Quando si svegliò la seconda volta, il suo corpo era stanco, ma non si sentiva più esausta. Aprì gli occhi e si guardò di nuovo attorno, da un’ampia finestra entrava la luce del giorno con il biancore tipico della neve. Nel caminetto il fuoco spandeva il suo calore. Una porta si aprì e lei si tirò a sedere, stringendo contro di sé le coperte.
“Buongiorno.” Pronunciò una voce. Sbatté le palpebre, sorpresa, davanti a lei vi era una donna, non doveva essere molto più grande, occhi nocciola, capelli neri raccolti in una treccia. Come poteva essere? Chiese una parte del suo cervello.
“Come ti senti?” Domandò la donna, mentre posava a terra della legna e si toglieva la giacca.
“Bene.” Si ritrovò a dire, la sua voce era roca e lei provò a schiarirla. “Come mi hai salvata?” Chiese.
“Con la slitta.” Certo, una slitta per la neve.
“Oh… Grazie.” Si ricordò di dire, quella donna le aveva salvato la vita, dopo tutto.

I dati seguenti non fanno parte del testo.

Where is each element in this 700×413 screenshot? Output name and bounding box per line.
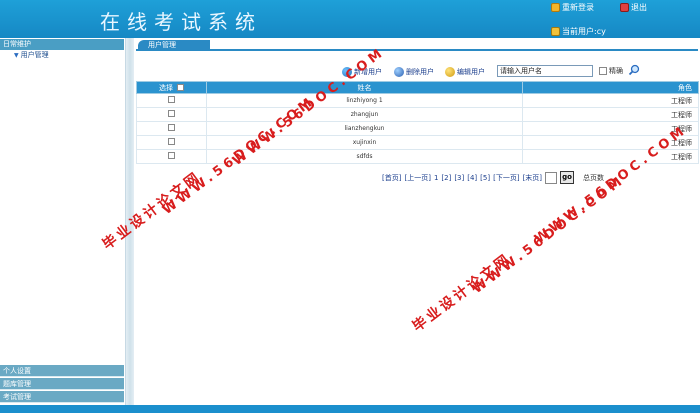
sidebar-section-exam[interactable]: 考试管理 [0, 391, 124, 403]
table-header-row: 选择 姓名 角色 [136, 81, 699, 94]
pager-next[interactable]: [下一页] [493, 173, 519, 183]
select-all-checkbox[interactable] [177, 84, 184, 91]
go-button[interactable]: go [560, 171, 575, 184]
main-panel: 用户管理 新增用户 删除用户 编辑用户 精确 [134, 38, 700, 405]
sidebar-item-label: 用户管理 [20, 51, 49, 59]
edit-user-icon [445, 67, 455, 77]
pager-last[interactable]: [末页] [523, 173, 542, 183]
relogin-label: 重新登录 [562, 3, 594, 12]
current-user: 当前用户:cy [551, 26, 606, 37]
user-icon [551, 27, 560, 36]
delete-user-label: 删除用户 [406, 68, 434, 76]
cell-name: linzhiyong 1 [206, 93, 523, 108]
cell-name: xujinxin [206, 135, 523, 150]
table-row[interactable]: lianzhengkun 工程师 [136, 121, 699, 136]
cell-name: lianzhengkun [206, 121, 523, 136]
table-row[interactable]: sdfds 工程师 [136, 149, 699, 164]
cell-role: 工程师 [522, 149, 699, 164]
cell-role: 工程师 [522, 107, 699, 122]
current-user-label: 当前用户:cy [562, 27, 606, 36]
cell-role: 工程师 [522, 93, 699, 108]
power-icon [620, 3, 629, 12]
tab-bar: 用户管理 [136, 40, 698, 51]
search-input[interactable] [497, 65, 593, 77]
add-user-icon [342, 67, 352, 77]
total-pages-label: 总页数 [583, 173, 605, 182]
cell-role: 工程师 [522, 135, 699, 150]
row-checkbox[interactable] [168, 96, 175, 103]
relogin-button[interactable]: 重新登录 [551, 2, 594, 13]
edit-user-label: 编辑用户 [457, 68, 485, 76]
add-user-button[interactable]: 新增用户 [342, 67, 382, 77]
row-checkbox[interactable] [168, 124, 175, 131]
exit-label: 退出 [631, 3, 647, 12]
edit-user-button[interactable]: 编辑用户 [445, 67, 485, 77]
table-row[interactable]: xujinxin 工程师 [136, 135, 699, 150]
sidebar: 日常维护 ▼ 用户管理 个人设置 题库管理 考试管理 [0, 38, 126, 405]
row-checkbox[interactable] [168, 138, 175, 145]
pager-current: 1 [433, 173, 439, 182]
delete-user-icon [394, 67, 404, 77]
row-checkbox[interactable] [168, 152, 175, 159]
sidebar-item-user-management[interactable]: ▼ 用户管理 [0, 50, 125, 61]
pager-page-5[interactable]: [5] [480, 174, 490, 182]
delete-user-button[interactable]: 删除用户 [394, 67, 434, 77]
search-icon[interactable] [628, 64, 640, 76]
user-table: 选择 姓名 角色 linzhiyong 1 工程师 zhangjun 工程师 l… [136, 81, 699, 164]
tab-user-management[interactable]: 用户管理 [138, 40, 210, 51]
add-user-label: 新增用户 [354, 68, 382, 76]
footer-bar [0, 405, 700, 413]
page-number-input[interactable] [545, 171, 558, 184]
pager-page-3[interactable]: [3] [454, 174, 464, 182]
column-header-role[interactable]: 角色 [522, 81, 699, 94]
sidebar-section-question-bank[interactable]: 题库管理 [0, 378, 124, 390]
exit-button[interactable]: 退出 [620, 2, 647, 13]
relogin-icon [551, 3, 560, 12]
exact-match-label: 精确 [609, 67, 623, 75]
row-checkbox[interactable] [168, 110, 175, 117]
app-title: 在线考试系统 [100, 10, 262, 34]
triangle-down-icon: ▼ [14, 52, 19, 59]
cell-name: zhangjun [206, 107, 523, 122]
exact-match-toggle[interactable]: 精确 [599, 66, 623, 76]
table-row[interactable]: zhangjun 工程师 [136, 107, 699, 122]
table-row[interactable]: linzhiyong 1 工程师 [136, 93, 699, 108]
sidebar-section-personal[interactable]: 个人设置 [0, 365, 124, 377]
exact-match-checkbox[interactable] [599, 67, 607, 75]
pager-page-2[interactable]: [2] [441, 174, 451, 182]
column-header-select: 选择 [136, 81, 207, 94]
cell-role: 工程师 [522, 121, 699, 136]
cell-name: sdfds [206, 149, 523, 164]
column-header-name[interactable]: 姓名 [206, 81, 523, 94]
pager-page-4[interactable]: [4] [467, 174, 477, 182]
pagination: [首页] [上一页] 1 [2] [3] [4] [5] [下一页] [末页] … [382, 171, 604, 184]
column-select-label: 选择 [159, 83, 173, 92]
pager-first[interactable]: [首页] [382, 173, 401, 183]
sidebar-section-daily[interactable]: 日常维护 [0, 39, 124, 50]
sidebar-splitter[interactable] [126, 38, 134, 405]
app-header: 在线考试系统 重新登录 退出 当前用户:cy [0, 0, 700, 38]
pager-prev[interactable]: [上一页] [404, 173, 430, 183]
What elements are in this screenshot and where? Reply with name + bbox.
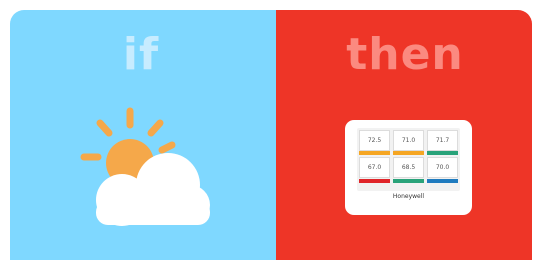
- then-panel: then 72.5 71.0 71.7 67.0 68.5 70.0 Honey…: [276, 10, 532, 260]
- thermostat-icon: 72.5 71.0 71.7 67.0 68.5 70.0 Honeywell: [345, 120, 472, 215]
- if-panel: if: [10, 10, 276, 260]
- thermostat-tile: 68.5: [393, 157, 424, 178]
- then-label: then: [346, 29, 464, 80]
- brand-label: Honeywell: [392, 193, 425, 200]
- thermostat-screen: 72.5 71.0 71.7 67.0 68.5 70.0: [357, 128, 460, 191]
- thermostat-tile: 71.0: [393, 130, 424, 151]
- thermostat-status-bar: [393, 179, 424, 183]
- thermostat-status-bar: [359, 151, 390, 155]
- thermostat-tile: 71.7: [427, 130, 458, 151]
- if-label: if: [122, 29, 160, 80]
- thermostat-tile: 67.0: [359, 157, 390, 178]
- partly-sunny-weather-icon: [80, 107, 210, 226]
- thermostat-status-bar: [359, 179, 390, 183]
- thermostat-status-bar: [427, 179, 458, 183]
- thermostat-tile: 70.0: [427, 157, 458, 178]
- thermostat-tile: 72.5: [359, 130, 390, 151]
- applet-card[interactable]: if then 72.5 71.0 71.7 67.0 68.5 70.0 Ho…: [10, 10, 532, 260]
- thermostat-status-bar: [393, 151, 424, 155]
- thermostat-status-bar: [427, 151, 458, 155]
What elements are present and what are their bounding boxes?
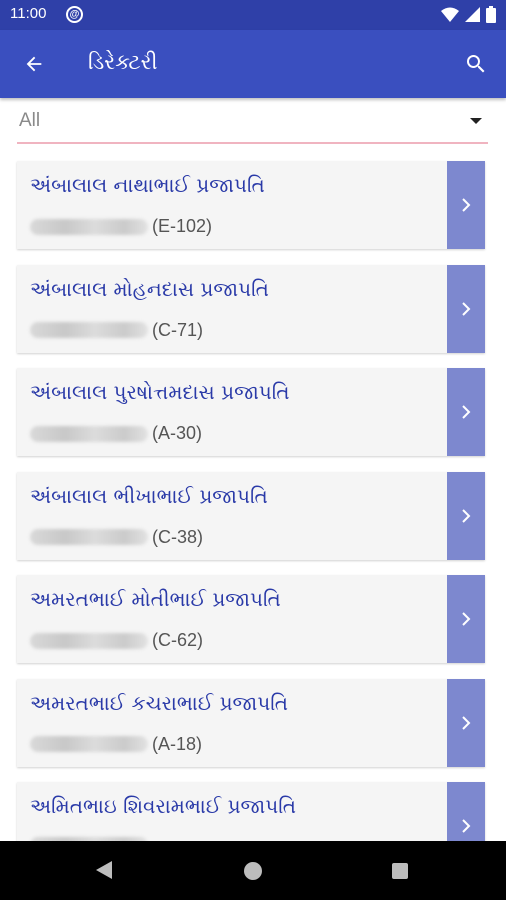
- nav-home-icon[interactable]: [244, 862, 262, 880]
- redacted-phone: [30, 322, 148, 338]
- member-name: અંબાલાલ નાથાભાઈ પ્રજાપતિ: [30, 173, 265, 197]
- redacted-phone: [30, 736, 148, 752]
- nav-recents-icon[interactable]: [392, 863, 408, 879]
- member-name: અંબાલાલ મોહનદાસ પ્રજાપતિ: [30, 276, 269, 301]
- member-detail: (C-38): [30, 527, 203, 548]
- category-dropdown[interactable]: All: [17, 104, 488, 144]
- member-name: અમિતભાઇ શિવરામભાઈ પ્રજાપતિ: [30, 794, 297, 818]
- member-name: અમરતભાઈ કચરાભાઈ પ્રજાપતિ: [30, 690, 289, 715]
- member-detail: (C-62): [30, 630, 203, 651]
- chevron-right-icon: [462, 198, 471, 212]
- chevron-right-icon: [462, 405, 471, 419]
- open-button[interactable]: [447, 368, 485, 456]
- chevron-right-icon: [462, 301, 471, 316]
- system-nav-bar: [0, 841, 506, 900]
- list-item[interactable]: અંબાલાલ ભીખાભાઈ પ્રજાપતિ (C-38): [17, 471, 485, 560]
- redacted-phone: [30, 529, 148, 545]
- search-icon: [467, 55, 485, 73]
- status-time: 11:00: [10, 5, 47, 22]
- chevron-right-icon: [462, 508, 471, 523]
- chevron-down-icon: [470, 118, 482, 124]
- member-detail: (A-30): [30, 423, 202, 444]
- redacted-phone: [30, 632, 148, 649]
- wifi-icon: [441, 7, 459, 22]
- arrow-left-icon: [26, 56, 42, 72]
- list-item[interactable]: અમરતભાઈ મોતીભાઈ પ્રજાપતિ (C-62): [17, 575, 485, 663]
- member-name: અંબાલાલ ભીખાભાઈ પ્રજાપતિ: [30, 483, 268, 508]
- list-item[interactable]: અંબાલાલ નાથાભાઈ પ્રજાપતિ (E-102): [17, 161, 485, 249]
- status-bar: 11:00 @: [0, 0, 506, 30]
- redacted-phone: [30, 218, 148, 235]
- chevron-right-icon: [462, 612, 471, 626]
- member-code: (C-38): [152, 526, 204, 547]
- member-code: (E-102): [152, 216, 213, 236]
- list-item[interactable]: અંબાલાલ મોહનદાસ પ્રજાપતિ (C-71): [17, 264, 485, 353]
- member-code: (A-30): [152, 423, 203, 443]
- member-name: અંબાલાલ પુરષોત્તમદાસ પ્રજાપતિ: [30, 380, 290, 404]
- nav-back-icon[interactable]: [96, 861, 112, 879]
- open-button[interactable]: [447, 161, 485, 249]
- app-bar: ડિરેક્ટરી: [0, 30, 506, 98]
- member-name: અમરતભાઈ મોતીભાઈ પ્રજાપતિ: [30, 587, 281, 611]
- member-code: (A-18): [152, 733, 203, 754]
- list-item[interactable]: અમરતભાઈ કચરાભાઈ પ્રજાપતિ (A-18): [17, 678, 485, 767]
- member-detail: (A-18): [30, 734, 202, 755]
- open-button[interactable]: [447, 264, 485, 353]
- signal-icon: [465, 6, 480, 22]
- battery-icon: [486, 6, 496, 23]
- chevron-right-icon: [462, 819, 471, 833]
- dropdown-selected-value: All: [19, 110, 41, 131]
- member-detail: (C-71): [30, 320, 203, 341]
- search-button[interactable]: [460, 48, 492, 80]
- notification-icon: @: [66, 6, 83, 23]
- page-title: ડિરેક્ટરી: [88, 50, 158, 74]
- open-button[interactable]: [447, 575, 485, 663]
- member-code: (C-62): [152, 630, 204, 650]
- status-icons: [441, 6, 496, 23]
- member-code: (C-71): [152, 319, 204, 340]
- open-button[interactable]: [447, 678, 485, 767]
- redacted-phone: [30, 425, 148, 442]
- open-button[interactable]: [447, 471, 485, 560]
- chevron-right-icon: [462, 715, 471, 730]
- member-list: અંબાલાલ નાથાભાઈ પ્રજાપતિ (E-102) અંબાલાલ…: [17, 161, 485, 886]
- list-item[interactable]: અંબાલાલ પુરષોત્તમદાસ પ્રજાપતિ (A-30): [17, 368, 485, 456]
- back-button[interactable]: [18, 48, 50, 80]
- member-detail: (E-102): [30, 216, 212, 237]
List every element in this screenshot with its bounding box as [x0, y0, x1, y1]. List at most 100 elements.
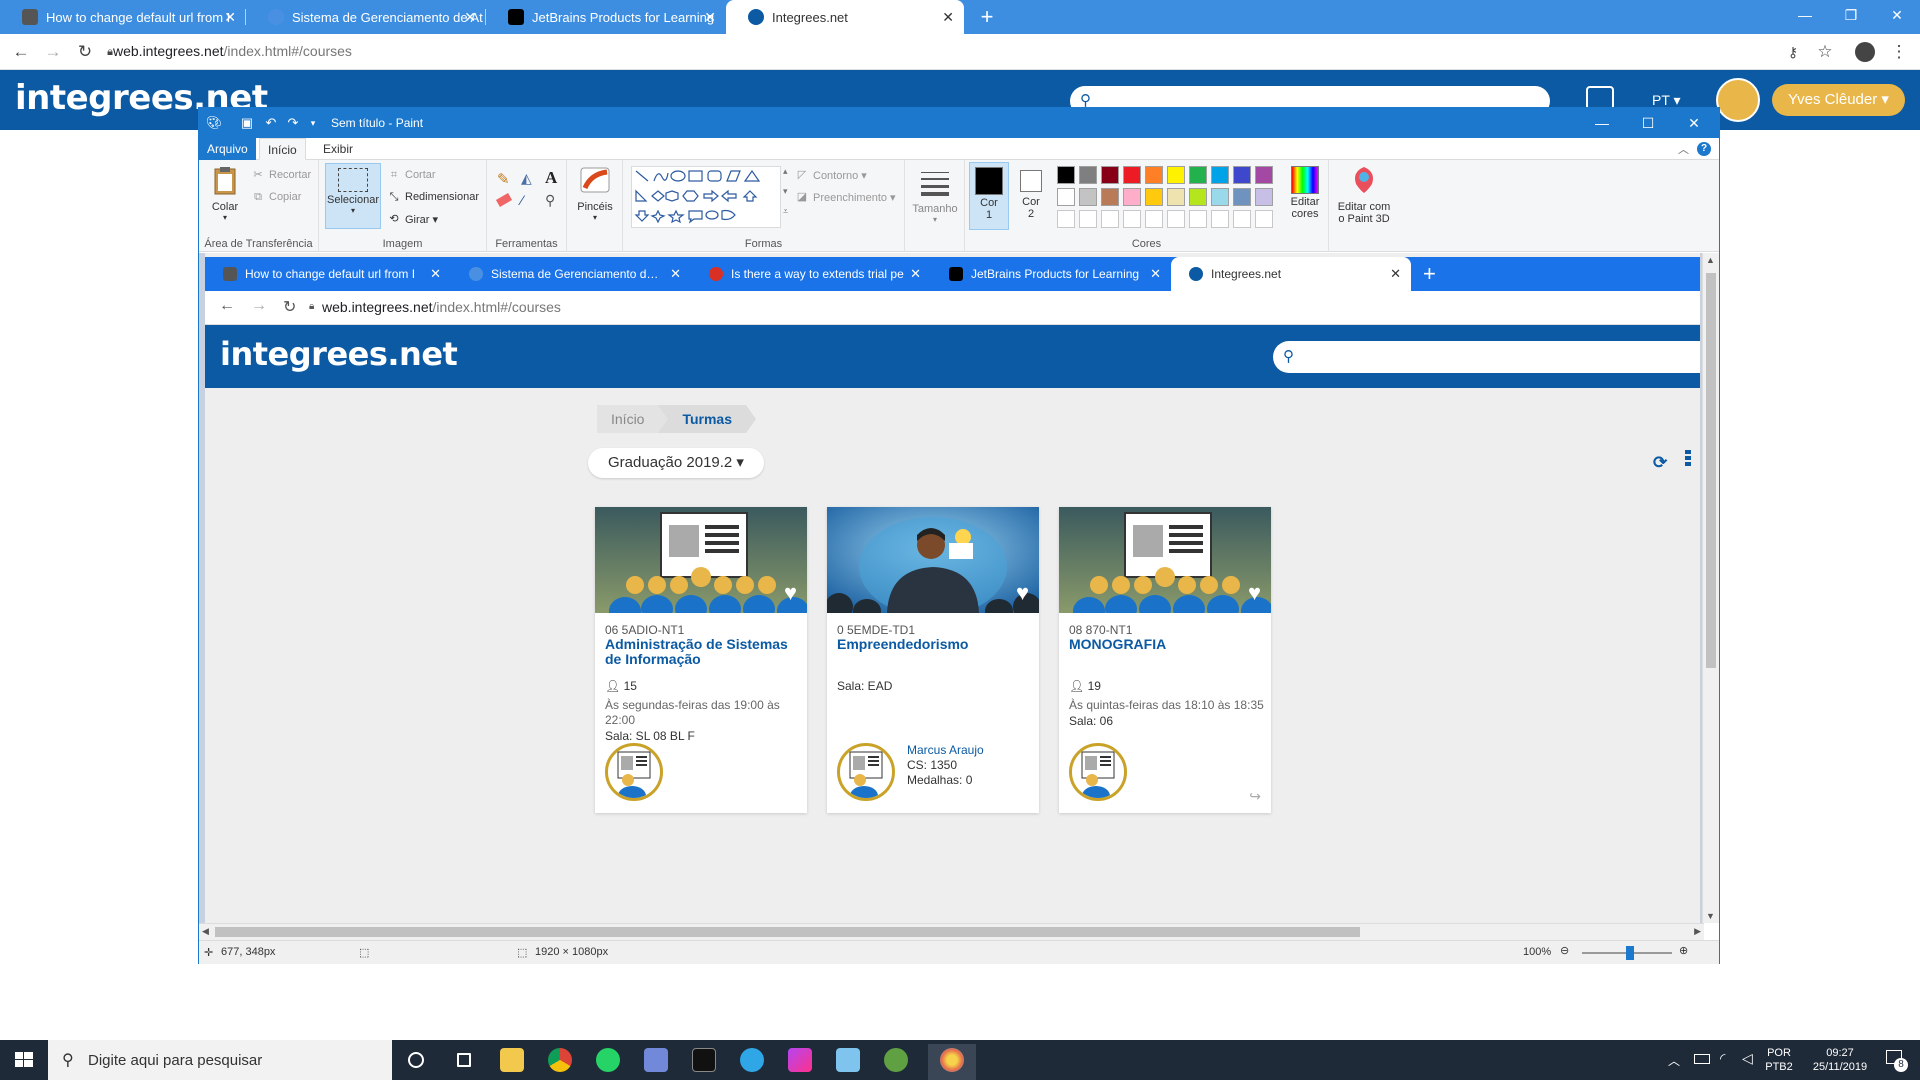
url-field[interactable]: web.integrees.net/index.html#/courses [322, 299, 561, 315]
pencil-icon[interactable]: ✎ [497, 170, 510, 188]
palette-swatch[interactable] [1123, 188, 1141, 206]
zoom-slider[interactable] [1582, 946, 1672, 960]
shapes-expand-icon[interactable]: ⩡ [783, 206, 788, 217]
outer-tab[interactable]: Sistema de Gerenciamento de At ✕ [246, 0, 486, 34]
scroll-left-icon[interactable]: ◀ [202, 926, 209, 937]
reload-icon[interactable]: ↻ [283, 297, 296, 317]
edge-icon[interactable] [728, 1044, 776, 1080]
palette-swatch[interactable] [1145, 188, 1163, 206]
customize-qat-icon[interactable]: ▾ [305, 115, 321, 131]
palette-swatch-empty[interactable] [1211, 210, 1229, 228]
teacher-avatar[interactable] [605, 743, 663, 801]
palette-swatch[interactable] [1101, 166, 1119, 184]
palette-swatch[interactable] [1057, 166, 1075, 184]
outer-tab[interactable]: How to change default url from I ✕ [0, 0, 246, 34]
palette-swatch-empty[interactable] [1167, 210, 1185, 228]
forward-icon[interactable]: → [42, 41, 64, 63]
key-icon[interactable]: ⚷ [1782, 41, 1804, 63]
save-icon[interactable]: ▣ [239, 115, 255, 131]
discord-icon[interactable] [632, 1044, 680, 1080]
outer-tab[interactable]: JetBrains Products for Learning ✕ [486, 0, 726, 34]
eraser-icon[interactable] [495, 193, 513, 207]
profile-avatar-icon[interactable] [1854, 41, 1876, 63]
task-view-icon[interactable] [440, 1044, 488, 1080]
whatsapp-icon[interactable] [584, 1044, 632, 1080]
close-tab-icon[interactable]: ✕ [910, 266, 921, 282]
select-button[interactable]: Selecionar ▾ [325, 163, 381, 229]
close-tab-icon[interactable]: ✕ [1390, 266, 1401, 282]
color1-button[interactable]: Cor 1 [969, 162, 1009, 230]
back-icon[interactable]: ← [10, 41, 32, 63]
color2-button[interactable]: Cor 2 [1013, 162, 1049, 230]
palette-swatch-empty[interactable] [1123, 210, 1141, 228]
shapes-gallery[interactable] [631, 166, 781, 228]
palette-swatch[interactable] [1211, 188, 1229, 206]
palette-swatch-empty[interactable] [1145, 210, 1163, 228]
palette-swatch[interactable] [1233, 188, 1251, 206]
vertical-scrollbar[interactable]: ▲ ▼ [1702, 253, 1719, 923]
collapse-ribbon-icon[interactable]: ︿ [1678, 141, 1689, 157]
chevron-up-icon[interactable]: ︿ [1668, 1052, 1680, 1069]
help-icon[interactable]: ? [1697, 142, 1711, 156]
paint-taskbar-icon[interactable] [928, 1044, 976, 1080]
course-card[interactable]: ♥ 06 5ADIO-NT1 Administração de Sistemas… [595, 507, 807, 813]
breadcrumb-home[interactable]: Início [597, 405, 670, 433]
edit-colors-button[interactable]: Editar cores [1283, 164, 1327, 220]
horizontal-scrollbar[interactable]: ◀ ▶ [199, 923, 1704, 940]
inner-tab-active[interactable]: Integrees.net ✕ [1171, 257, 1411, 291]
palette-swatch-empty[interactable] [1233, 210, 1251, 228]
close-tab-icon[interactable]: ✕ [430, 266, 441, 282]
close-window-icon[interactable]: ✕ [1671, 108, 1717, 138]
palette-swatch[interactable] [1145, 166, 1163, 184]
maximize-icon[interactable]: ☐ [1625, 108, 1671, 138]
inner-tab[interactable]: Is there a way to extends trial pe ✕ [691, 257, 931, 291]
close-tab-icon[interactable]: ✕ [1150, 266, 1161, 282]
battery-icon[interactable] [1694, 1054, 1710, 1064]
teacher-avatar[interactable] [837, 743, 895, 801]
file-explorer-icon[interactable] [488, 1044, 536, 1080]
taskbar-search-input[interactable]: ⚲ Digite aqui para pesquisar [48, 1040, 392, 1080]
inner-tab[interactable]: Sistema de Gerenciamento de At ✕ [451, 257, 691, 291]
cortana-icon[interactable] [392, 1044, 440, 1080]
close-tab-icon[interactable]: ✕ [224, 9, 236, 26]
share-icon[interactable]: ↪ [1249, 788, 1261, 805]
user-menu-button[interactable]: Yves Clêuder ▾ [1772, 84, 1905, 116]
size-button[interactable]: Tamanho ▾ [911, 166, 959, 224]
palette-swatch[interactable] [1189, 166, 1207, 184]
view-options-icon[interactable] [1685, 448, 1691, 468]
scroll-right-icon[interactable]: ▶ [1694, 926, 1701, 937]
wifi-icon[interactable]: ◜ [1720, 1050, 1725, 1067]
close-tab-icon[interactable]: ✕ [704, 9, 716, 26]
clock[interactable]: 09:27 25/11/2019 [1804, 1046, 1876, 1074]
tab-file[interactable]: Arquivo [199, 138, 256, 160]
site-search-input[interactable]: ⚲ [1273, 341, 1700, 373]
outline-dropdown[interactable]: ◸ Contorno ▾ [795, 168, 867, 182]
palette-swatch-empty[interactable] [1079, 210, 1097, 228]
palette-swatch[interactable] [1167, 166, 1185, 184]
edit-in-paint3d-button[interactable]: Editar com o Paint 3D [1331, 164, 1397, 225]
palette-swatch[interactable] [1189, 188, 1207, 206]
refresh-icon[interactable]: ⟳ [1653, 453, 1667, 473]
resize-button[interactable]: ⤡ Redimensionar [387, 190, 479, 204]
close-tab-icon[interactable]: ✕ [464, 9, 476, 26]
copy-button[interactable]: ⧉ Copiar [251, 190, 301, 204]
notifications-button[interactable]: 8 [1882, 1046, 1910, 1074]
scroll-down-icon[interactable]: ▼ [1706, 911, 1715, 921]
paste-button[interactable]: Colar ▾ [205, 164, 245, 222]
shapes-scroll-icon[interactable]: ▾ [783, 186, 788, 197]
outer-tab-active[interactable]: Integrees.net ✕ [726, 0, 964, 34]
notepad-icon[interactable] [824, 1044, 872, 1080]
tab-home[interactable]: Início [259, 138, 306, 160]
text-tool-icon[interactable]: A [545, 168, 557, 188]
new-tab-button[interactable]: + [1423, 261, 1436, 287]
palette-swatch[interactable] [1079, 166, 1097, 184]
forward-icon[interactable]: → [251, 297, 267, 315]
favorite-heart-icon[interactable]: ♥ [1248, 580, 1261, 606]
palette-swatch-empty[interactable] [1255, 210, 1273, 228]
teacher-name[interactable]: Marcus Araujo [907, 743, 984, 757]
paint-app-icon[interactable]: 🎨︎ [206, 115, 223, 131]
palette-swatch[interactable] [1057, 188, 1075, 206]
brushes-button[interactable]: Pincéis ▾ [571, 164, 619, 222]
heidisql-icon[interactable] [872, 1044, 920, 1080]
palette-swatch[interactable] [1123, 166, 1141, 184]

La ragazza sminuì agitando la mano e sorridendole. Aveva un bel sorriso, si ritrovò a pensare. Era un sorriso giusto, come quel posto era giusto, come la sensazione delle coperte calde e il fuoco allegro, tutto così giusto eppure…
“Dovrai mangiare, devi recuperare le forze.” Interruppe i suoi pensieri la donna e alla menzione del cibo lei sentì il profumo che si espandeva nell’aria, dandole un’immediata acquolina.  “I tuoi abiti sono lì.” Le indicò una pila ordinata.
“Grazie.” Mormorò.
Una slitta… come poteva esserci lì una slitta?